‘Devletin dini adalettir’
Bu sözü anlamakla geçti hayatımız. Adalet neden bu kadar önemliydi! Yaşayarak görüyoruz ki, eğer adalet yoksa devlet de yok, ahlak da yok, millet de yok! Hz. Ömer’in meşhur hikayesini hatırlamakta fayda var.
‘’İkinci halife Hz. Ömer (ra) zamanında, Suriye'deki Şam valisi, kente büyük ve güzel bir cami yapmak ister. Amacı, Şam'daki Müslümanların topluca bir araya gelebilecekleri merkezi bir ibadethanelerinin olmasıdır.
Şam valisi, inşa edilecek olan cami için en uygun yeri belirlemek üzere ekip görevlendirir ve bunlar şehrin her köşesini "alıcı gözüyle" incelerler. Günler süren keşif ve taramadan sonra, cami inşası için en uygun yeri belirlerler. Ondan sonra hiç vakit kaybetmeden toprağa ilk kazmaları vurup inşaata başlarlar. Müslümanlar cami projesine öyle büyük bir aşk ve şevkle girişmişlerdir ki, başından beri bir şeyi hiç akıllarına getirmezler; o şevkten dolayı bir hususu unuturlar: Üzerinde cami inşa ettikleri arsanın bir sahibinin olabileceği ve arsa sahibinden ne arsasının satın alındığı, ne de böyle bir inşaat için izin istendiği.
İşin garabeti şu ki, üzerinde caminin inşa edildiği arsanın mülkiyeti bir Yahudi'ye aittir.

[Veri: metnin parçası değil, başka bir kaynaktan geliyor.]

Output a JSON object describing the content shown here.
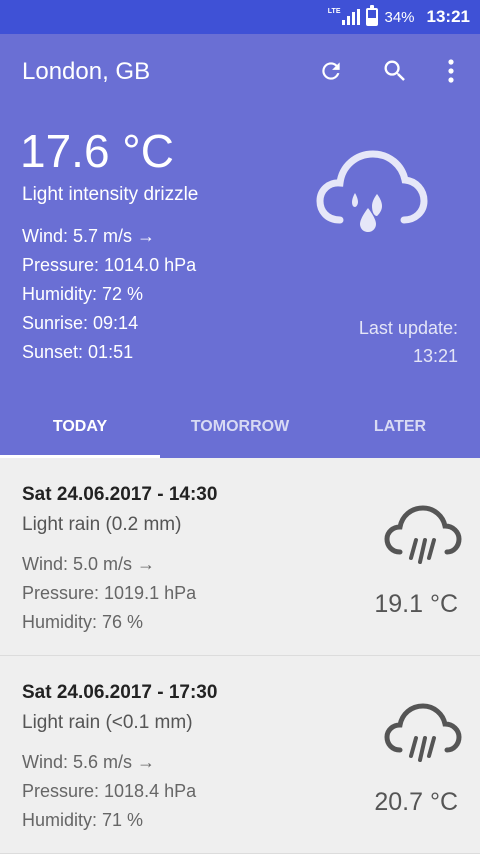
{
  "status_bar": {
    "network": "LTE",
    "battery": "34%",
    "time": "13:21"
  },
  "toolbar": {
    "city": "London, GB",
    "refresh_icon": "refresh-icon",
    "search_icon": "search-icon",
    "menu_icon": "more-vert-icon"
  },
  "current": {
    "temperature": "17.6 °C",
    "description": "Light intensity drizzle",
    "wind": "Wind: 5.7 m/s →",
    "pressure": "Pressure: 1014.0 hPa",
    "humidity": "Humidity: 72 %",
    "sunrise": "Sunrise: 09:14",
    "sunset": "Sunset: 01:51",
    "last_update_label": "Last update:",
    "last_update_time": "13:21",
    "icon": "drizzle-cloud-icon"
  },
  "tabs": [
    {
      "label": "TODAY",
      "active": true
    },
    {
      "label": "TOMORROW",
      "active": false
    },
    {
      "label": "LATER",
      "active": false
    }
  ],
  "forecast": [
    {
      "datetime": "Sat 24.06.2017 - 14:30",
      "description": "Light rain (0.2 mm)",
      "wind": "Wind: 5.0 m/s →",
      "pressure": "Pressure: 1019.1 hPa",
      "humidity": "Humidity: 76 %",
      "temperature": "19.1 °C",
      "icon": "rain-cloud-icon"
    },
    {
      "datetime": "Sat 24.06.2017 - 17:30",
      "description": "Light rain (<0.1 mm)",
      "wind": "Wind: 5.6 m/s →",
      "pressure": "Pressure: 1018.4 hPa",
      "humidity": "Humidity: 71 %",
      "temperature": "20.7 °C",
      "icon": "rain-cloud-icon"
    }
  ]
}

Lakin, arsa sahibi Yahudi bir süredir Şam dışında olduğundan, bütün bu olanlardan habersizdir ve cami inşaatı nerdeyse bitmek üzereyken çıkagelir. Ve buna itiraz etmek için, valinin kapısına dayanır! Toprağının gaspedildiğini söyleyen Yahudi, cami yapımının durdurulmasını ister.
Ancak Şam valisi, Yahudi'nin şikayetlerine hak vermekle birlikte, bu kadar emek ve masraf harcanmış olan bir inşaatın durdurulamayacağını söyleyerek bu talebi reddeder ve Yahudi'ye, arsayı değerinin çok üzerinde ücret ödeyerek satın almaya hazır olduklarını bildirir. Fakat Yahudi bu teklife olumlu yanıt vermez, her ne pahasına olursa olsun, arsasını satmaya razı olmadığını ve kesinlikle satmayacağını, üstelik, kendisine ait bir arsa üzerinde cami istemediğini belirtir.
Yahudi'yi ikna çabaları, ona eziyet etme ve sıkıntı verme noktasına varmıştır.
Topraklarının zorla gaspedildiğini, buna karşılık hakkını geri alamayacağını düşünen Yahudi, Şam valisine haber göndererek, "Sizi halife Ömer bin Hattab'a şikayet edeceğim; hakkımı almak için ta Medine'ye gideceğim. İslam halifesi Ömer adaletli bir yöneticidir, inanıyorum ki beni gözetecektir" der.
Yahudi bunu alır ve günler süren bir yolculuktan sonra Şam'a geri döner. Döner dönmez de Şam valisinin huzuruna çıkar. Vali, onun kendisini şikayet etmek için Halife Ömer'in yanından geldiğini bildiğinden, merak içinde beklemektedir. Yahudi, Hz. Ömer'in yanından geldiğini, hakkını aramak için Medine'ye kadar gittiğini söyleyince, Şam valisi, "Söyle o zaman, Ömer sana ne dedi?" diye sorar. Bunun üzerine Yahudi, "Ömer bana tek kelime bile etmedi, hiçbir şey söylemedi. Sadece size şunu gönderdi" diyerek elindeki kemiği Şam valisine uzatır.
Kısa bir şaşkınlık geçiren vali, merak ve hayretle kemiği eline alır ve üzerindeki yazıyı okumaya başlar. Yazıyı okuyan Şam valisinin yüzü kıpkırmızı olmuş, şaşkınlıktan gözleri açık kalmıştır. Kemiğin üzerinde aynen şunlar yazılıdır:
"VALİİİ, VALİİİ! CAMİYİ YIK AMA ADALETİ YIKMA!"
Camiyi yeniden yaparız hep birlikte ama adaleti tesis etmek sanıldığı kadar kolay olmuyor. O yüzden muktedirleredir sözüm: ‘Adaleti yıkmayın, altında kalırsınız!’